Thursday, July 4, 2013

Property liens for sidewalks damaged by street trees


From Bayside Patch:

State Sen. Tony Avella, D-Bayside, joined Little Neck residents on Thursday to protest the city’s policy of placing a non-monetary lien on several local properties that had received sidewalk violations for damages for which they were not responsible.

Several Little Neck residents were handed violations a few months ago that they felt were unfair since the majority of the damages are small cracks that are in line with cracks on the streets and uplifts caused by city tree roots.

While the residents are not personally responsible for any of the damages, a non-monetary lien will still be placed on any property with a sidewalk violation, which will come up on a title search of that property, Avella said.

The lien is removed once the condition is corrected either by the city or the homeowner. But if the homeowner is selling the property, they would likely have to put extra money in escrow prior to the closing to compensate the buyer for any potential repair cost for an outstanding violation.

“What the city is doing here is simply unacceptable,” Avella said. “Most of the small deficiencies in these sidewalks are being caused by city property, whether it is a city tree or street.
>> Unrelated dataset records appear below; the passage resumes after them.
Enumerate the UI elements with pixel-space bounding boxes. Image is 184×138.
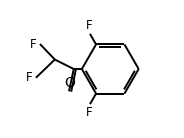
Text: F: F (86, 106, 93, 119)
Text: F: F (30, 38, 37, 51)
Text: F: F (26, 71, 33, 84)
Text: O: O (64, 76, 75, 90)
Text: F: F (86, 19, 93, 32)
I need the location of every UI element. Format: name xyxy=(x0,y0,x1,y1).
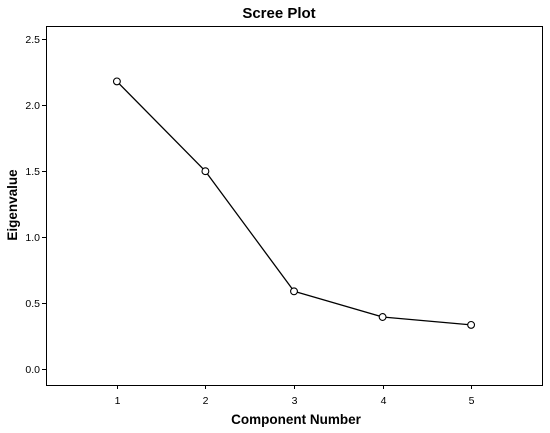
y-tick-label: 2.5 xyxy=(25,34,40,46)
y-tick-label: 0.5 xyxy=(25,298,40,310)
x-axis-title: Component Number xyxy=(231,412,361,427)
x-axis-ticks: 1 2 3 4 5 xyxy=(115,385,475,407)
data-point-marker xyxy=(290,287,298,296)
data-point-marker xyxy=(467,320,476,329)
x-tick-label: 5 xyxy=(469,395,475,407)
y-tick-label: 2.0 xyxy=(25,100,40,112)
x-tick-label: 2 xyxy=(203,395,209,407)
data-point-marker xyxy=(378,313,387,321)
x-tick-label: 3 xyxy=(292,395,298,407)
data-series xyxy=(112,77,476,329)
y-axis-ticks: 0.0 0.5 1.0 1.5 2.0 2.5 xyxy=(25,34,46,376)
x-tick-label: 4 xyxy=(381,395,387,407)
data-point-marker xyxy=(201,167,210,176)
data-point-marker xyxy=(112,77,121,86)
y-axis-title: Eigenvalue xyxy=(5,169,20,241)
y-tick-label: 1.0 xyxy=(25,232,40,244)
x-tick-label: 1 xyxy=(115,395,121,407)
y-tick-label: 1.5 xyxy=(25,166,40,178)
chart-title: Scree Plot xyxy=(242,5,315,22)
y-tick-label: 0.0 xyxy=(25,364,40,376)
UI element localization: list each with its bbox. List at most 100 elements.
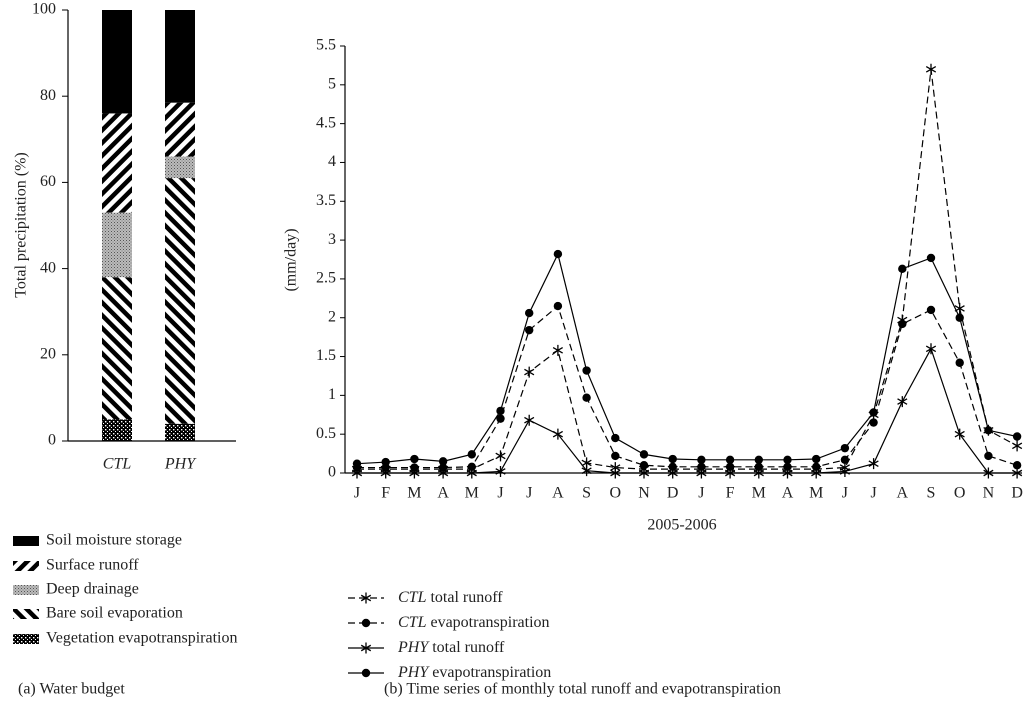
x-tick-label: J (354, 485, 360, 502)
x-tick-label: N (983, 485, 995, 502)
marker (754, 462, 763, 471)
marker (639, 461, 649, 470)
marker (525, 308, 534, 318)
legend-label: Surface runoff (46, 557, 139, 574)
y-tick-label: 3.5 (316, 192, 336, 209)
y-tick-label: 4.5 (316, 114, 336, 131)
y-tick-label: 3 (328, 231, 336, 248)
marker (725, 455, 735, 465)
x-tick-label: M (407, 485, 421, 502)
marker (697, 455, 706, 465)
series-line (356, 252, 1018, 465)
legend-swatch (13, 536, 39, 546)
marker (525, 325, 534, 335)
marker (495, 465, 506, 477)
y-tick-label: 40 (40, 259, 56, 276)
y-tick-label: 4 (328, 153, 336, 170)
x-tick-label: A (437, 485, 449, 502)
marker (553, 249, 563, 259)
x-tick-label: O (610, 485, 622, 502)
marker (897, 396, 908, 408)
marker (783, 455, 792, 465)
y-tick-label: 0.5 (316, 425, 336, 442)
marker (496, 406, 505, 416)
legend-label: PHY total runoff (397, 639, 505, 656)
x-tick-label: J (698, 485, 704, 502)
x-tick-label: J (870, 485, 876, 502)
marker (782, 467, 793, 479)
marker (1012, 461, 1022, 470)
legend-label: CTL evapotranspiration (398, 614, 550, 631)
y-tick-label: 0 (48, 432, 56, 449)
marker (524, 414, 535, 426)
marker (467, 462, 476, 471)
marker (725, 462, 735, 471)
marker (696, 467, 707, 479)
x-tick-label: F (726, 485, 735, 502)
marker (955, 358, 964, 367)
marker (754, 455, 763, 465)
marker (552, 344, 563, 356)
legend-label: Deep drainage (46, 581, 139, 598)
x-tick-label: M (752, 485, 766, 502)
marker (410, 454, 419, 464)
bar-segment (102, 419, 132, 441)
marker (668, 462, 677, 471)
marker (925, 343, 937, 355)
x-tick-label: PHY (164, 456, 197, 473)
bar-segment (102, 277, 132, 420)
x-axis-label: 2005-2006 (647, 517, 716, 534)
marker (582, 366, 591, 375)
marker (1012, 467, 1023, 479)
marker (725, 467, 736, 479)
x-tick-label: F (381, 485, 390, 502)
series-line (357, 305, 1018, 469)
x-tick-label: D (667, 485, 679, 502)
y-tick-label: 80 (40, 87, 56, 104)
marker (954, 302, 965, 314)
legend-marker (360, 642, 372, 654)
bar-segment (165, 156, 195, 179)
marker (381, 457, 390, 467)
bar-segment (165, 178, 195, 424)
marker (611, 451, 620, 461)
legend-marker (360, 592, 372, 604)
marker (753, 467, 764, 479)
marker (1012, 440, 1023, 452)
marker (984, 426, 993, 435)
y-tick-label: 20 (40, 345, 56, 362)
marker (496, 414, 505, 423)
marker (553, 301, 563, 311)
legend-marker (361, 618, 371, 628)
marker (840, 455, 850, 465)
marker (868, 458, 879, 470)
marker (380, 467, 391, 479)
marker (524, 366, 535, 378)
marker (438, 457, 448, 466)
marker (467, 450, 476, 459)
x-tick-label: A (897, 485, 909, 502)
marker (839, 465, 850, 477)
legend-swatch (13, 634, 39, 644)
marker (668, 454, 677, 464)
y-axis-label: Total precipitation (%) (13, 152, 30, 298)
legend-swatch (13, 585, 39, 595)
marker (495, 450, 506, 462)
x-tick-label: M (465, 485, 479, 502)
y-tick-label: 100 (32, 1, 56, 18)
x-tick-label: A (782, 485, 794, 502)
marker (811, 467, 822, 479)
y-tick-label: 5.5 (316, 37, 336, 54)
marker (926, 305, 936, 315)
y-tick-label: 1.5 (316, 347, 336, 364)
x-tick-label: S (582, 485, 591, 502)
series-line (357, 69, 1018, 470)
legend-label: Bare soil evaporation (46, 605, 183, 622)
caption: (b) Time series of monthly total runoff … (384, 681, 781, 698)
marker (954, 428, 965, 440)
marker (639, 450, 649, 459)
bar-segment (165, 10, 195, 103)
y-tick-label: 60 (40, 173, 56, 190)
x-tick-label: O (954, 485, 966, 502)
Yet the city feels the need to not only sock these homeowners with violations, but to also place a non-monetary lien on their property.”

Avella said the rule seemed like an attempt by the city to skirt its responsibilities by pressuring homeowners into repairing the sidewalk, even though they are not responsible for the damages.

4 comments:

Anonymous said...

This is the almost complete opposite of what's happening in my area, North Flushing. The city may issue non~monetary violation for missing or badly damaged sidewalks and never follow and follow~up on there rules of after 30 days its not corrected by property owner city hitres a contractor to correct it and then bill the owner. Also, the Dept of Bldgs does not seem to do anything about illegal curb cuts, etc. So what's the point of these laws?

Anonymous said...

So what's the point of these laws?

Plenty.

Photo ops and a short memory by the public and ice cream money to serve coffee at your civic meetings to secure your vote.

Next question.

Anonymous said...

Trees over time rip up the sidewalk and it should be the city that should pay. I can't even get 311 to trim this overgrown tree we which had a limb fall onto my property. Few more feet and it would of smashed through the windows. City came by and did a minor trim after months passed.

Anonymous said...

The City planted these trees and make it expensive for the homeowners to resolve these matters. It's cynical and lucrative.